Another consistent part of devops that also emerged at PuppetConf last week was the way it tends to introduce additional stakeholders beyond software developers and IT administrators. This might be the web or mobile folks, sales and CRM people, security professionals or others, but it is typically about applying business operations methodology to applications and IT, thus bringing in more of the business minds as well. The introduction of additional stakeholders was also a theme we heard from Puppet Labs CEO Luke Kanies in his keynote address. Kanies then discussed how the community was working to make Puppet the ‘language of operations,’ which it basically is along with competitors Chef from Opscode and CFEngine when it comes to devops implementations.
There was another interesting point on the PuppetConf stage from DTO Solutions co-founder and President Damon Edwards, who said devops should not be sold as a way to achieve cost savings, but rather as something that will bring return on investment (ROI). This is similar to the shift of open source software drivers we’ve seen in the enterprise, which are sometimes changing from cost savings and time to factors of performance, reliability and innovation.
Later in the conference during his keynote, Eucalyptus Systems CEO Marten Mickos also had some interesting observations concerning devops, which he described as managing the cloud from both sides. One of his points was that developers have the most to learn about operations. While I would agree to some extent, this statement is interesting when considered alongside my contention that most of the change in devops is happening on the IT administrator and operations side. Later in an interview, Mickos elaborated on his devops thinking, indicating the experts who orchestrate applications in cloud computing — both developers and admins — must understand the entire lifecycle and environment. Continuing our comparison of devops to open source, Mickos indicated the open source MySQL database that he helped usher into the enterprise was disrupting old technology, while devops is innovating new technology.

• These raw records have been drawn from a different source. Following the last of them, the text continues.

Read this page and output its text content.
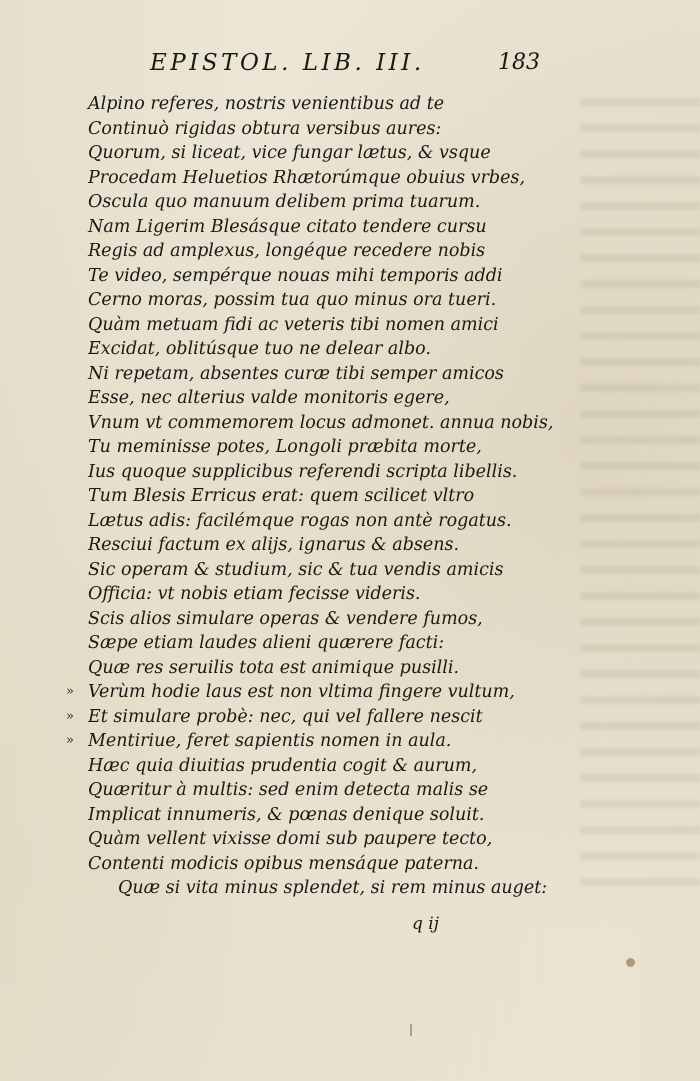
EPISTOL. LIB. III.	183
Alpino referes, nostris venientibus ad te
Continuò rigidas obtura versibus aures:
Quorum, si liceat, vice fungar lætus, & vsque
Procedam Heluetios Rhætorúmque obuius vrbes,
Oscula quo manuum delibem prima tuarum.
Nam Ligerim Blesásque citato tendere cursu
Regis ad amplexus, longéque recedere nobis
Te video, sempérque nouas mihi temporis addi
Cerno moras, possim tua quo minus ora tueri.
Quàm metuam fidi ac veteris tibi nomen amici
Excidat, oblitúsque tuo ne delear albo.
Ni repetam, absentes curæ tibi semper amicos
Esse, nec alterius valde monitoris egere,
Vnum vt commemorem locus admonet. annua nobis,
Tu meminisse potes, Longoli præbita morte,
Ius quoque supplicibus referendi scripta libellis.
Tum Blesis Erricus erat: quem scilicet vltro
Lætus adis: facilémque rogas non antè rogatus.
Resciui factum ex aliјs, ignarus & absens.
Sic operam & studium, sic & tua vendis amicis
Officia: vt nobis etiam fecisse videris.
Scis alios simulare operas & vendere fumos,
Sæpe etiam laudes alieni quærere facti:
Quæ res seruilis tota est animique pusilli.
» Verùm hodie laus est non vltima fingere vultum,
» Et simulare probè: nec, qui vel fallere nescit
» Mentiriue, feret sapientis nomen in aula.
Hæc quia diuitias prudentia cogit & aurum,
Quæritur à multis: sed enim detecta malis se
Implicat innumeris, & pœnas denique soluit.
Quàm vellent vixisse domi sub paupere tecto,
Contenti modicis opibus mensáque paterna.
Quæ si vita minus splendet, si rem minus auget:
q ij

While it remains early days for devops in the case of many enterprise organizations, we continue to see and hear signs that devops practices, technologies, ideas and culture are making their way into more and more mainstream enterprise IT shops. While we expect devops practices to be implemented by many enterprises based on utility and need to leverage cloud computing, we see a higher level of awareness and engagement from leadership and executives than we did with open source software. This means we expect uptake of devops to happen more quickly and to generate more revenue and opportunity.